A FATHER-of-two kept a Taser gun in a kitchen cupboard within reach of his children, a court was told.
Paul Maxwell claimed to have found the potentially lethal weapon in a park and brought it home.
It was found among crockery in a kitchen cupboard at his Eastleigh home by police officers who were carrying out a search of the property.
During the search they also found cannabis being grown in a bedroom and quantities of the drug found around the house, including a stash in the freezer.
Southampton Crown Court heard that officers were called to the property at Campbell Road and found a “tent-like” structure in the front bedroom that was being used as a cultivation area for six plants and five seedlings.
Prosecutor Rachel Robertson said that it would have produced about 70 grams of the drug, which was accepted would have been for Maxwell’s personal use over a period of two months.

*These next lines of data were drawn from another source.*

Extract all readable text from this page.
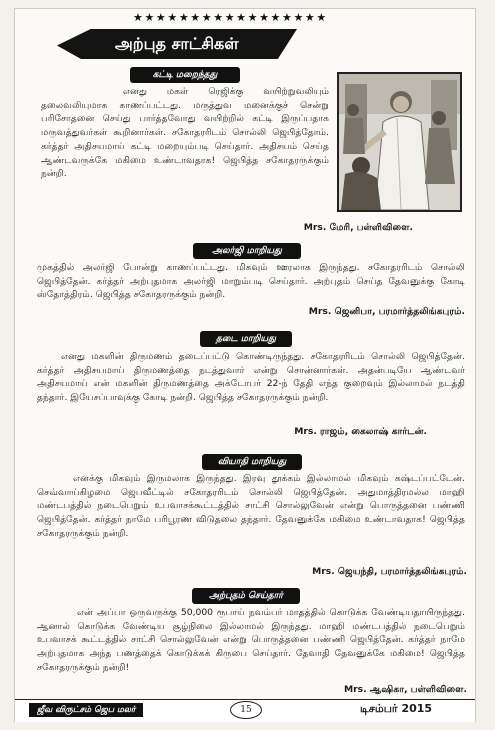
★★★★★★★★★★★★★★★★★
அற்புத சாட்சிகள்
கட்டி மறைந்தது
எனது மகள் ரெஜிக்கு வயிற்றுவலியும் தலைவலியுமாக காணப்பட்டது. மருத்துவ மனைக்குச் சென்று பரிசோதனை செய்து பார்த்தவோது வயிற்றில் கட்டி இருப்பதாக மருவத்துவர்கள் கூறினார்கள். சகோதரரிடம் சொல்லி ஜெபித்தோம். கர்த்தர் அதிசயமாய் கட்டி மறையும்படி செய்தார். அதிசயம் செய்த ஆண்டவருக்கே மகிமை உண்டாவதாக! ஜெபித்த சகோதரருக்கும் நன்றி.
Mrs. மேரி, பள்ளிவிளை.
அலர்ஜி மாறியது
முகத்தில் அலர்ஜி போன்று காணப்பட்டது. மிகவும் ஊரலாக இருந்தது. சகோதரரிடம் சொல்லி ஜெபித்தேன். கர்த்தர் அற்புதமாக அலர்ஜி மாறும்படி செய்தார். அற்புதம் செய்த தேவனுக்கு கோடி ஸ்தோத்திரம். ஜெபித்த சகோதரருக்கும் நன்றி.
Mrs. ஜெனிபா, பரமார்த்தலிங்கபுரம்.
தடை மாறியது
எனது மகளின் திருமணம் தடைப்பட்டு கொண்டிருந்தது. சகோதரரிடம் சொல்லி ஜெபித்தேன். கர்த்தர் அதிசயமாய் திருமணத்தை நடத்துவார் என்று சொன்னார்கள். அதன்படியே ஆண்டவர் அதிசயமாய் என் மகளின் திருமணத்தை அக்டோபர் 22-ந் தேதி எந்த குறைவும் இல்லாமல் நடத்தி தந்தார். இயேசப்பாவுக்கு கோடி நன்றி. ஜெபித்த சகோதரருக்கும் நன்றி.
Mrs. ராஜம், கைலாஷ் கார்டன்.
வியாதி மாறியது
எனக்கு மிகவும் இருமலாக இருந்தது. இரவு தூக்கம் இல்லாமல் மிகவும் கஷ்டப்பட்டேன். செவ்வாய்கிழமை ஜெபவீட்டில் சகோதரரிடம் சொல்லி ஜெபித்தேன். அதுமாத்திரமல்ல மாஹி மண்டபத்தில் நடைபெறும் உபவாசக்கூட்டத்தில் சாட்சி சொல்லுவேன் என்று பொருத்தனை பண்ணி ஜெபித்தேன். கர்த்தர் நாமே பரிபூரண விடுதலை தந்தார். தேவனுக்கே மகிமை உண்டாவதாக! ஜெபித்த சகோதரருக்கும் நன்றி.
Mrs. ஜெயந்தி, பரமார்த்தலிங்கபுரம்.
அற்புதம் செய்தார்
என் அப்பா ஒருவருக்கு 50,000 ரூபாய் நவம்பர் மாதத்தில் கொடுக்க வேண்டியதாயிருந்தது. ஆனால் கொடுக்க வேண்டிய சூழ்நிலை இல்லாமல் இருந்தது. மாஹி மண்டபத்தில் நடைபெறும் உபவாசக் கூட்டத்தில் சாட்சி சொல்லுவேன் என்று பொருத்தனை பண்ணி ஜெபித்தேன். கர்த்தர் நாமே அற்புதமாக அந்த பணத்தைக் கொடுக்கக் கிருபை செய்தார். தேவாதி தேவனுக்கே மகிமை! ஜெபித்த சகோதரருக்கும் நன்றி!
Mrs. ஆஷிகா, பள்ளிவிளை.
ஜீவ விருட்சம் ஜெப மலர்	15	டிசம்பர் 2015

She described how a further search of the address uncovered a Taser gun that was in full working order, although the battery was not fully charged.
A Taser or stun gun works by discharging a high-voltage electrical current.
Initially Maxwell, 31, claimed that the gun would not have been found by his children, aged seven and one, as they weren’t allowed in the kitchen, but a judge disagreed and found that he not only put his children at risk but also had no intention of handing in the weapon to police.
Mitigating for Maxwell, who pleaded guilty to having a prohibited weapon, cultivating cannabis and possession of cannabis, James Newton-Price said: “He should not have taken it home, it was a stupid thing to do.
“He accepts he should have put it somewhere well away from where a child could have found it.”
He added that Maxwell was made redundant from Pirelli in 2008 and since then had struggled to find a steady job, resulting in him smoking more cannabis.
In sentencing Maxwell to an 18-month community order, Recorder Gordon Bebb QC said that he had come close to prison.
He said: “Your children could, if they were minded to do so, have got hold of this weapon.
“Although I accept it was not found with a charger, the battery was partially charged and was therefore capable of doing some damage.”
Maxwell was also handed a £700 fine.